Army planned to retire for the night. They were tired and hungry they also had to strategize for next morning. There was minor hiccup though, they could not locate their camp, archers, cavalries, horses and horse riders all were tired they needed hot food and place to lie down but none of it was available. All they could see was a gigantic fort in the front and deserted villages behind at considerable distance.

Soon the matter reached up to Akbar and he decided to reach out to Bairam Khan. When asked, Bairam said, “But you ordered to leave those people behind, those who were entrusted with the job of putting up the camps, preparing food etc. while the fighters plan out their strategy of attack”. Akbar responded, “They are not army, they were slowing up things, we cannot win wars with such slow, average people. To win wars we need niche skilled, high performers”.

Bairam then explained a learning which stayed with Akbar through his life.

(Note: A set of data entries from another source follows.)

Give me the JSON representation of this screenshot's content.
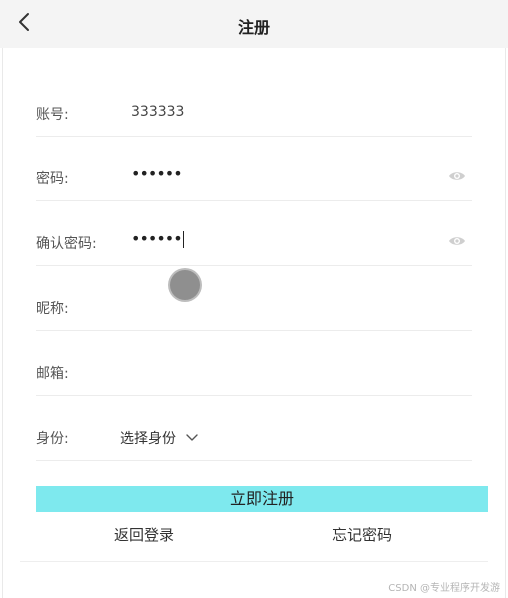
{
  "header": {
    "title": "注册",
    "back_icon": "chevron-left-icon"
  },
  "form": {
    "account": {
      "label": "账号:",
      "value": "333333"
    },
    "password": {
      "label": "密码:",
      "value": "••••••",
      "toggle_icon": "eye-icon"
    },
    "confirm_password": {
      "label": "确认密码:",
      "value": "••••••",
      "toggle_icon": "eye-icon"
    },
    "nickname": {
      "label": "昵称:",
      "value": ""
    },
    "email": {
      "label": "邮箱:",
      "value": ""
    },
    "identity": {
      "label": "身份:",
      "selected": "选择身份",
      "dropdown_icon": "chevron-down-icon"
    }
  },
  "actions": {
    "submit_label": "立即注册",
    "back_login_label": "返回登录",
    "forgot_password_label": "忘记密码"
  },
  "watermark": "CSDN @专业程序开发游",
  "colors": {
    "accent": "#7ee9ee",
    "header_bg": "#f4f4f4",
    "divider": "#ececec"
  }
}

Bairam said, “It is true high performers, niche skilled people help you to attack and gain ground. However you choose to ignore the cooks, errand boys, average foot solider and support staff at your own peril. They are as much your army as the cavaliers are. They are the ones who help you retain the ground gained. They pick up the mundane jobs so that high achievers can demonstrate their skills. They are not the glamorous ones, but they do the job given to them, diligently and often remain unnoticed. They are as important to your plans, as your archers are.

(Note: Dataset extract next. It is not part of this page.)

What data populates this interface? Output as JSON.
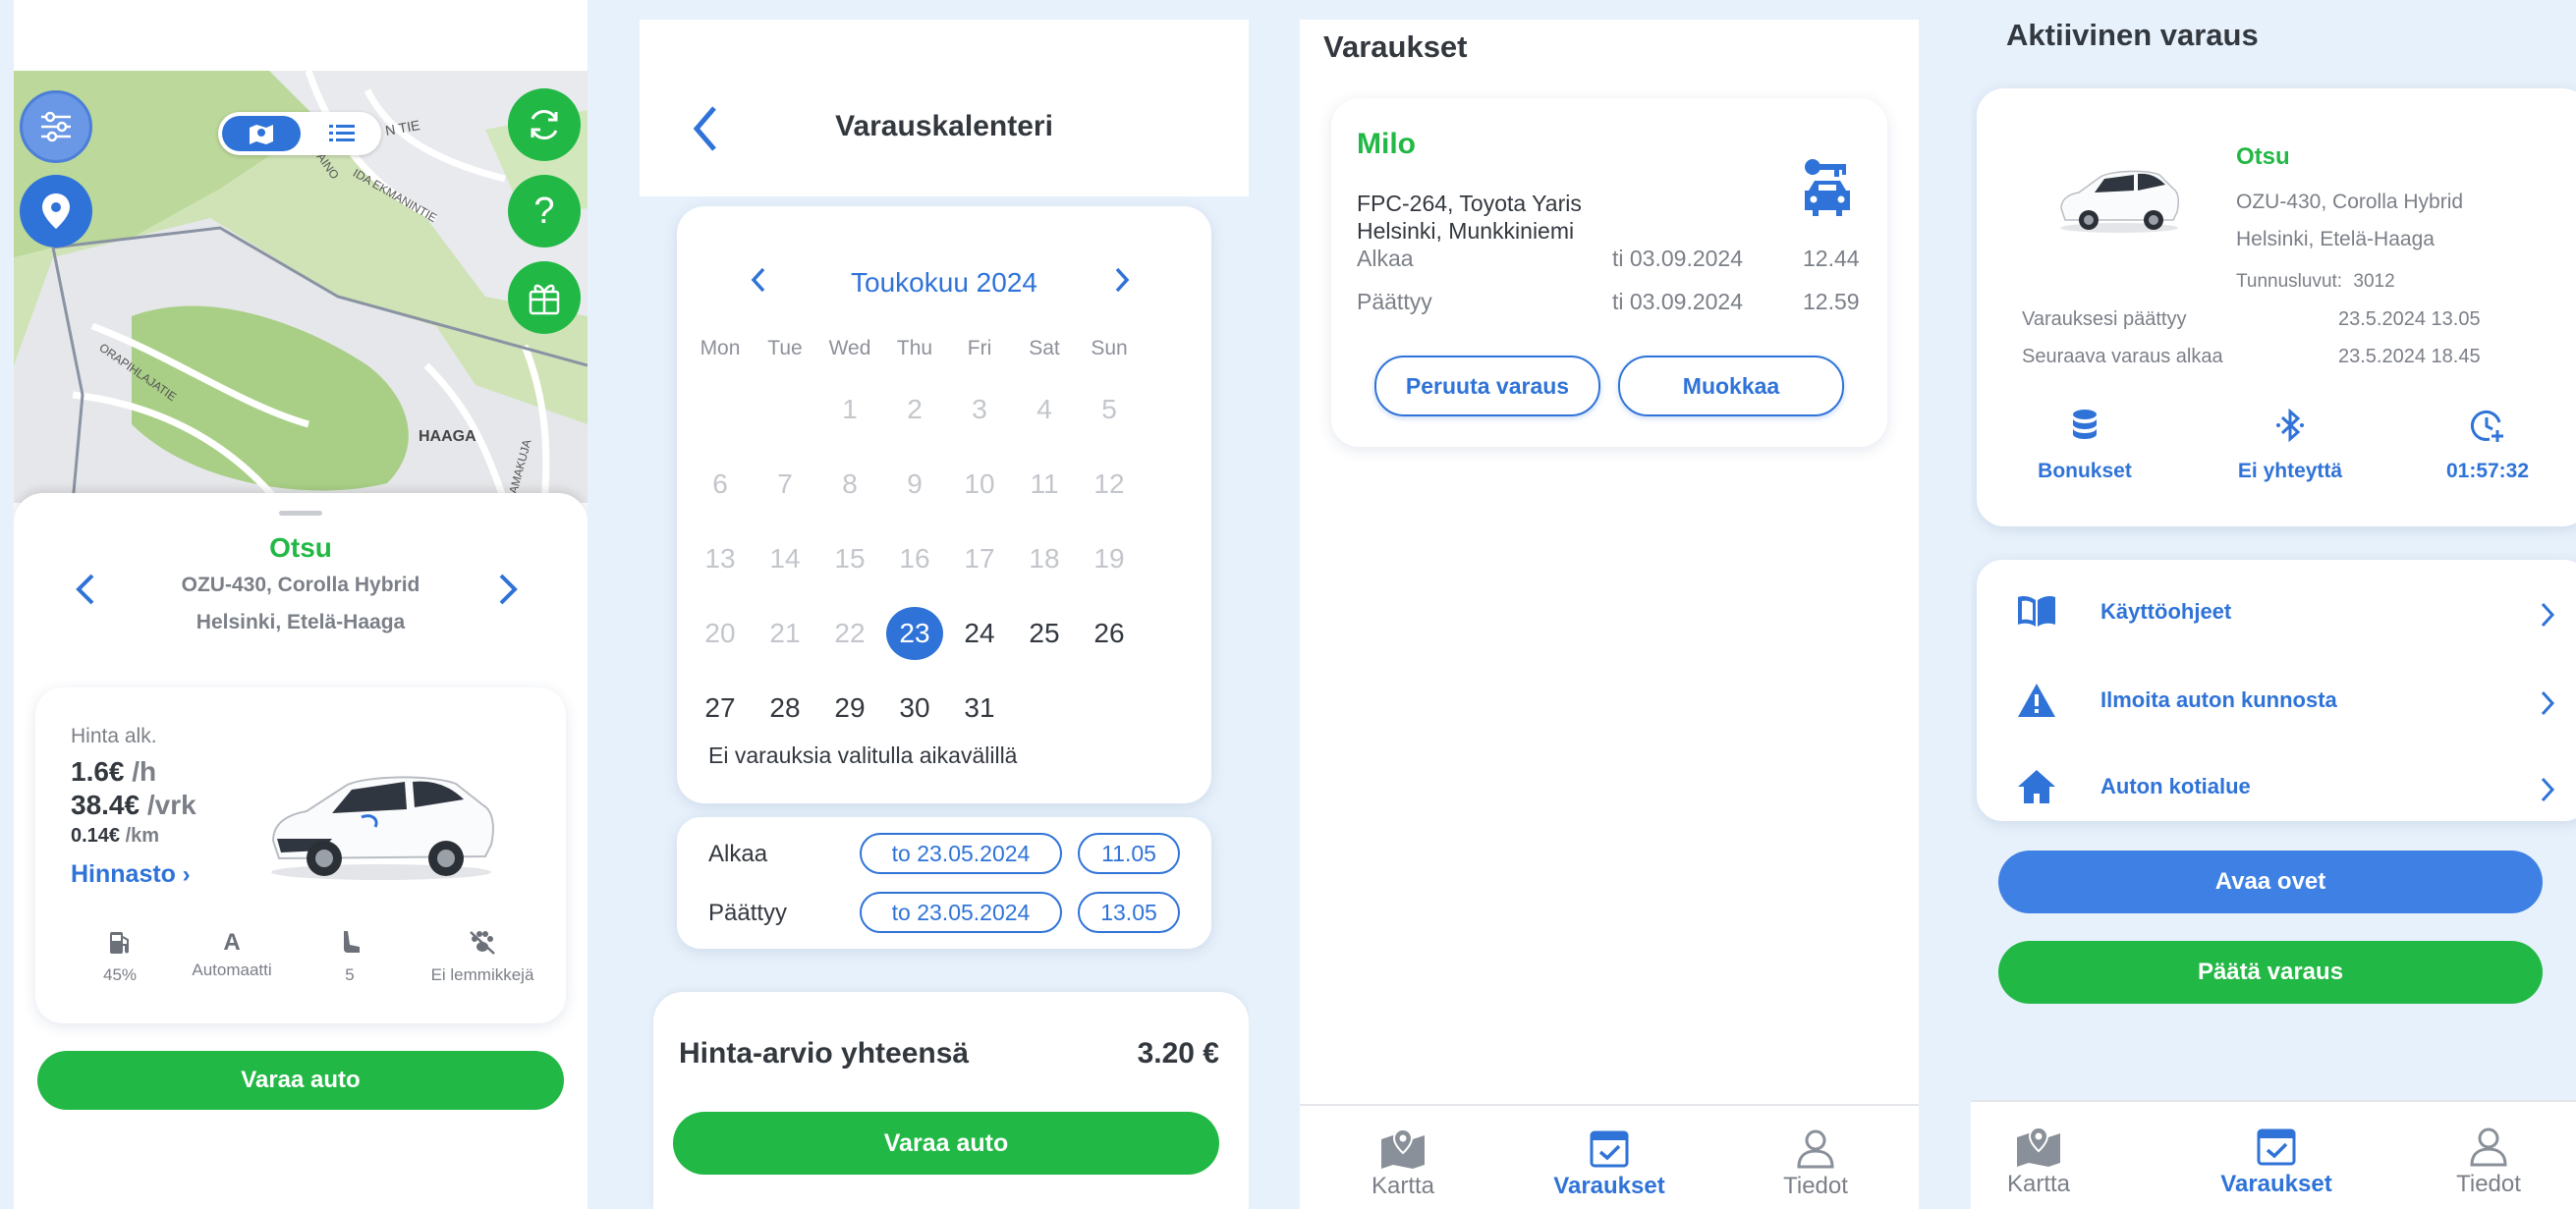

We often tend to focus only on 5% of our team of high performers and may be another 20% gets noticed occasionally. Remember many of these 5% team are professional soldiers, they fight for a living and they fight for anyone who cares to pay them higher. It is the average, who compensates their average skill with high loyalty. Great leaders have the ability to put attention to rest 75% and get the loyalty to work for his advantage. Every army has those 5% and 20% of high fliers and they help win battles, it is the 75% which makes the difference in winning a war”.

Akbar realized his folly and asked his army to retreat in quiet of night, promising to come back later. He realized that without rest and food his army is already defeated and not ready for the battle. He needs to go back and get those potbellied guys into the fold, if he wishes to win the battle of Panipat.

History tells us that Akbar won the battle of Panipat resoundingly.